Anche le scelte politiche sottostanno al dominio del dubbio. Il proliferare di sigle, movimenti, gruppi cos’è se non il risultato di “dubbi” che portano a dissociarsi dal grande movimento o partito?
L’insinuarsi, negli adepti, del tarlo del “dubbio” sposta la certezza oltre, al di là del movimento, del gruppo, del partito collocandola nella nuova formazione.
Si può fare a meno del dubbio? Credo proprio di no perché il dubbio è nel creato. Perché c’è il giorno e la notte, il caldo e il freddo, la pioggia e la siccità, l’uomo e la donna? Dio creò l’uomo e, immagino, che al momento, fosse soddisfatto tant’è che si dedicò, subito dopo, ad organizzargli il Paradiso dell’Eden, a Oriente.
Perché a Oriente? Perché, potendolo organizzare anche ad Occidente o a Settentrione o nel Meridione, “ ritenne opportuno ”, “ credette ” nell’adeguatezza dell’Oriente, dubitando dell’adeguatezza delle altre collocazioni.
Dopo aver dato vita al Paradiso dell’Eden, il Signore Dio pensò: “Non è bene che l’uomo stia solo: gli voglio fare un altro aiuto che gli sia simile. Allora il Signore Dio plasmò dal suolo ogni sorta di bestie selvatiche e tutti gli uccelli e li condusse all’uomo per vedere come li avrebbe chiamati…
… Così l’uomo impose nomi a tutto il bestiame, a tutti gli uccelli del cielo e a tutte le bestie selvatiche, ma l’uomo non trovò un aiuto che gli fosse simile…
… Allora il Signore Dio fece scendere un torpore sull’uomo, che si addormentò; gli tolse una costola e rinchiuse la carne al suo posto. Il Signore Dio plasmò con la costola, che aveva tolta all’uomo, una donna e la condusse all’uomo.
Allora l’uomo disse:
“Questa volta essa è carne dalla mia carne e osso dalle mie ossa perché dall’uomo è stata tolta” (Genesi 2, 18-25).

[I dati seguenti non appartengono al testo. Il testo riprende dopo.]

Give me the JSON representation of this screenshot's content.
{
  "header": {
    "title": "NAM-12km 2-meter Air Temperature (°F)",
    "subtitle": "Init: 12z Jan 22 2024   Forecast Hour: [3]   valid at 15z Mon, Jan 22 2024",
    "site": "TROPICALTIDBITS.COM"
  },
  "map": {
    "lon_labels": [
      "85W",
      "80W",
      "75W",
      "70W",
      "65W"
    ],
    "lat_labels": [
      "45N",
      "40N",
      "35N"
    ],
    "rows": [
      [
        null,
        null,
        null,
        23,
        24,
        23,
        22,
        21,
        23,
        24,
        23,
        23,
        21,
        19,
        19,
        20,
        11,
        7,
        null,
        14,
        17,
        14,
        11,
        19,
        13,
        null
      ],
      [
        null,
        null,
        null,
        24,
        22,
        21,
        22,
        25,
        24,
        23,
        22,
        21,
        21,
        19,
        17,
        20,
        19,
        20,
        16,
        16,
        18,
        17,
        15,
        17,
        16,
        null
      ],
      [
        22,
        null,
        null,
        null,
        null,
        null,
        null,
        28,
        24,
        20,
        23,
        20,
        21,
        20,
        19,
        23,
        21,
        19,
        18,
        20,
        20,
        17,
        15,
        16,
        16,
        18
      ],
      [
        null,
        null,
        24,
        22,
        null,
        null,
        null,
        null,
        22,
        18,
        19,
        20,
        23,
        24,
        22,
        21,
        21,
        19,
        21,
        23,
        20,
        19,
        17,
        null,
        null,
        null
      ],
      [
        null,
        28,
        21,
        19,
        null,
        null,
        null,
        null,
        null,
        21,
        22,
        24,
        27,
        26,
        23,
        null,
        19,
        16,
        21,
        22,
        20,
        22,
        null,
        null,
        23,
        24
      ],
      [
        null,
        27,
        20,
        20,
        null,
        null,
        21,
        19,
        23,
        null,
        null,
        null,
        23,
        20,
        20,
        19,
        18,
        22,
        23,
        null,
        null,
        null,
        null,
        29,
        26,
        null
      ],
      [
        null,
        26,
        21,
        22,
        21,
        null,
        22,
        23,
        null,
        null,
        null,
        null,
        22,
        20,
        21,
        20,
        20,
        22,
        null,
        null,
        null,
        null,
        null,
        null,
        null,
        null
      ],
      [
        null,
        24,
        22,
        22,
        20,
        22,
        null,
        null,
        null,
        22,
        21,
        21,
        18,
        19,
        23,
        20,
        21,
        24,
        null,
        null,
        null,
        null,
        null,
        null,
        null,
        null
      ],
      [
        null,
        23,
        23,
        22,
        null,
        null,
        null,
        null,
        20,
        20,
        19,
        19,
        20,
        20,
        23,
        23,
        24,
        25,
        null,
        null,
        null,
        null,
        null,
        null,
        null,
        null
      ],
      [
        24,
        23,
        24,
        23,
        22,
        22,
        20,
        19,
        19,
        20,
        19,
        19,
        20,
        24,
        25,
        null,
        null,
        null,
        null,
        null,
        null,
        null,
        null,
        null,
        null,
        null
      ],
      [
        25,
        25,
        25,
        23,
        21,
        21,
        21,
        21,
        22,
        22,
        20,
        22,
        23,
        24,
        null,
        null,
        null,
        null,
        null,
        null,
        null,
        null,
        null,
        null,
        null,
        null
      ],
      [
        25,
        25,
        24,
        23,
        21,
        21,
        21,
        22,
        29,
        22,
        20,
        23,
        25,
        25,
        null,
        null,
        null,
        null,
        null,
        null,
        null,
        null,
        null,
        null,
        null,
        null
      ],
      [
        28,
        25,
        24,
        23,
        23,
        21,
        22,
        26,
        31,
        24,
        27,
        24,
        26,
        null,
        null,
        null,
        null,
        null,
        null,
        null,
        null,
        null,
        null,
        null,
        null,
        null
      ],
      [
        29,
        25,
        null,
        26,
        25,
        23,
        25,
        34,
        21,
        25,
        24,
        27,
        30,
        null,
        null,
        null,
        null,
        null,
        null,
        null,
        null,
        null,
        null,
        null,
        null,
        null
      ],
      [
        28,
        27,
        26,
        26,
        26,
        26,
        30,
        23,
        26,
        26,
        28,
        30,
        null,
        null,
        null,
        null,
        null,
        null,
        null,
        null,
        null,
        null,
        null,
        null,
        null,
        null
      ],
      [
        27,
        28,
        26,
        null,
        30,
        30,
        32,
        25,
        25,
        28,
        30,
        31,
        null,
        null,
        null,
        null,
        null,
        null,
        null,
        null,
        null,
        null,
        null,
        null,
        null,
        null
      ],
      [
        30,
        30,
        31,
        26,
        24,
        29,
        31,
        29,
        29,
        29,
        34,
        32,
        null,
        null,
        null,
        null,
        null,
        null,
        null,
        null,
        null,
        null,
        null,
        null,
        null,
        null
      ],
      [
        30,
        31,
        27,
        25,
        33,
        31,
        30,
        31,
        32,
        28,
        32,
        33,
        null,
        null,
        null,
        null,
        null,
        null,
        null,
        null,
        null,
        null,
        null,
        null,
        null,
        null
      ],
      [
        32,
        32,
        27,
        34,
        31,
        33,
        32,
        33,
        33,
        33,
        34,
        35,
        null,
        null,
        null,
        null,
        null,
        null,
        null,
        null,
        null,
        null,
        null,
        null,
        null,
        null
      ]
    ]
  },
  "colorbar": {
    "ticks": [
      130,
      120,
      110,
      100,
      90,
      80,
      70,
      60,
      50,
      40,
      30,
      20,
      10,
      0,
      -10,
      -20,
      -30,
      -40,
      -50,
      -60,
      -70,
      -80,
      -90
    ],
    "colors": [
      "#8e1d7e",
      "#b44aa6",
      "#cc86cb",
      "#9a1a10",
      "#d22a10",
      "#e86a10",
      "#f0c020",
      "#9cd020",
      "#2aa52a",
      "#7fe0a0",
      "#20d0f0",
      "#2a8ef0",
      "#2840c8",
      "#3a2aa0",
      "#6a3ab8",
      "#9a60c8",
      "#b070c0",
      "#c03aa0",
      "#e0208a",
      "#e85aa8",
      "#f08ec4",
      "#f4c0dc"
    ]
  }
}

La grandezza del “Signore Dio” è in tutto e lo è anche nel “dubbio”, allorché ha immaginato che Adamo fosse soddisfatto. Si è superato, però, quando ha risolto il dubbio con la certezza della creazione di Eva, la compagna di Adamo.
Adamo sembrava non avesse dubbi, sul momento, ma solo sul momento; Eva, invece, nel dubbio ha mangiato la mela!